After getting everyone changed into either a poncho or rain jacket we continued down the trail in the rain for about an hour before stripping off our rain gear, redirecting back to the Camino directly on the coast, and sitting down to grab breakfast and some coffees. For context, this day was roughly nineteen miles all told, and after covering about six before breakfast, we could still see our hotel. After breakfast I was ready for a speed change and pushed ahead of the group to go scout out some lunch options, and extend the amount of time I had to lounge around and drink beers in Oia.



Once the rest of the group had caught up we tucked into some traditional Spanish grub such as tortilla, and I ordered for myself some of the best octopus that I’d ever had. And while by this point we had put more than ten miles behind us and had made it to the edge of Vigo, where we were staying the night, we still had more than five miles to go.






Vigo was the first major metropolitan area we had walked into since we had left Porto, and walking past developed beaches with features akin to water world and then ship building yards was an unwelcome change compared to the coastal forests we’d grown accustomed to.

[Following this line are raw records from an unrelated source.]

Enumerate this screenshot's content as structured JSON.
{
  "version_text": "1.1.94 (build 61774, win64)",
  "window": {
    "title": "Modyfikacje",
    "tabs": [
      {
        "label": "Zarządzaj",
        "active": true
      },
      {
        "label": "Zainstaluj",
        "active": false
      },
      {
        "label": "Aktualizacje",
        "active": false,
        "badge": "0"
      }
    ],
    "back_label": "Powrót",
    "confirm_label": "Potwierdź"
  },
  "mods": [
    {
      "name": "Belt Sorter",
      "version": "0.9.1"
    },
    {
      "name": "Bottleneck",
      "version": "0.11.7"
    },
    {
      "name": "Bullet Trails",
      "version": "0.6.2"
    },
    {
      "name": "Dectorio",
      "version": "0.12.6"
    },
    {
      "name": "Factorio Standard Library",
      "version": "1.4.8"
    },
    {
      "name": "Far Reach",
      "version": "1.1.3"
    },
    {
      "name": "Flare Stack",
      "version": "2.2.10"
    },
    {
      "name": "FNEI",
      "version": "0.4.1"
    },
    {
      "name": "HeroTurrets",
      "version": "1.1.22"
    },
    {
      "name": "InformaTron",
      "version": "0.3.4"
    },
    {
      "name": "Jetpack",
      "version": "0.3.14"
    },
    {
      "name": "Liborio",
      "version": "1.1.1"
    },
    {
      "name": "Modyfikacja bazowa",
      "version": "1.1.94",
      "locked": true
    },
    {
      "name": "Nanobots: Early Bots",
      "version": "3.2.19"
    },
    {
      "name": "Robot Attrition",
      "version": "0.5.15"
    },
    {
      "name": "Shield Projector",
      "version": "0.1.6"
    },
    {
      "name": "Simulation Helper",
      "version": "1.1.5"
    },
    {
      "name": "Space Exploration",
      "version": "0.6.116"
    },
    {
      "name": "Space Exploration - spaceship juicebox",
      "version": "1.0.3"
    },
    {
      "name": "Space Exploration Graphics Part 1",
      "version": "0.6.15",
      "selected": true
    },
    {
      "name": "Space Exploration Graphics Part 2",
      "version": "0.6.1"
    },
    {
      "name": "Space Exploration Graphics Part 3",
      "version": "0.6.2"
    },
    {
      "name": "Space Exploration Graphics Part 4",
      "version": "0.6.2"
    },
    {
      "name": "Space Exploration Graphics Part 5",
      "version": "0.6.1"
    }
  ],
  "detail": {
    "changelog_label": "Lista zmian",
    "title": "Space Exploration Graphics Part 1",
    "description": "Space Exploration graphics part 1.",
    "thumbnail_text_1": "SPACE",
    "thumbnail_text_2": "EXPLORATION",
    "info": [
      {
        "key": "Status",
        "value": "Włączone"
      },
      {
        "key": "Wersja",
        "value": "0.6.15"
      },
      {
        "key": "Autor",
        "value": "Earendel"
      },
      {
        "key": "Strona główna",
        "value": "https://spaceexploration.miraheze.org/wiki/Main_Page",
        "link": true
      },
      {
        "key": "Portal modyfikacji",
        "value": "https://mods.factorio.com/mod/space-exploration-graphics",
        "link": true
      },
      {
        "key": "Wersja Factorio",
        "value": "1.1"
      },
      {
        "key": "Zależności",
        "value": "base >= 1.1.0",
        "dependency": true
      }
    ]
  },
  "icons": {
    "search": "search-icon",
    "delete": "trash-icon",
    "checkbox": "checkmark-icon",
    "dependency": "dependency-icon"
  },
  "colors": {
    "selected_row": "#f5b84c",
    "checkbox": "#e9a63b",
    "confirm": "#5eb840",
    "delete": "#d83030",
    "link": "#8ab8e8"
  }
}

The nineteen miles proved to be exactly that, and by the end of the days walk the family was ready to lie around for a couple hours without so much as rolling over in their beds. Eventually some of us ventured not far from the hotel to have some beers and nosh, and after such a long day, and likely being dehydrated, three pints punched well above their weight.
As the resident foodie for the crew, being in a larger city afforded us more fine dining options for me to choose from. For those on the Camino who do choose to eat seafood, mushrooms, etc., I selected the one Michelin star restaurant Maruja Limon for dinner. Unfortunately, Spanish culture dictates that the restaurant did not open until 8:45, and so that is the reservation time we ended up with. The restaurant offered two tasting menus, and in a decision I would come to regret when we finally left at midnight, I convinced everybody to spring for the more expansive one.










While I did leave the restaurant incredibly tired, I would not have changed a thing if I could. Being treated to traditional Galician cuisine dressed up in just the right way, with the origin of much of the seafood within eyesight, made the nineteen miles feel a lot more worth it. Some of the standout dishes from the evening included oysters with citrus butter, local scallops in a white wine sauce, and all three of the unique desserts, which incorporated all sorts of interesting components such as celery and corn. When we finally made it out of dinner, we jumped in an uber and jetted home to try and get as much sleep as we could before our seven o’clock alarms.



June 27
The following morning after getting all packed we made our way to the hotels continental breakfast to fuel up for a more relaxing day of sixteen miles. We got on the road at about nine, and the feeling of procrastinating the days walk was universally shared.


Today’s sixteen miles were made especially memorable due to the duo of 800 foot climbs we were all lucky enough to walk, but with plenty of breaks mixed it, the day was made far less punishing than it could of been.










Once we had walked out of the Vigo metropolitan area and up our first climb of the day, we were lucky enough to be surrounded by greenery, a waterfall, and a litter of kittens who had taken up residence under a dumpster. We trudged along with varying degrees of speed and enjoyment until finally we were reunited as a family once again, where we could lie about, rest our legs, and neither move or engage with another soul on this planet for a few hours before dinner. No rest days since we left Porto, eight miles tomorrow.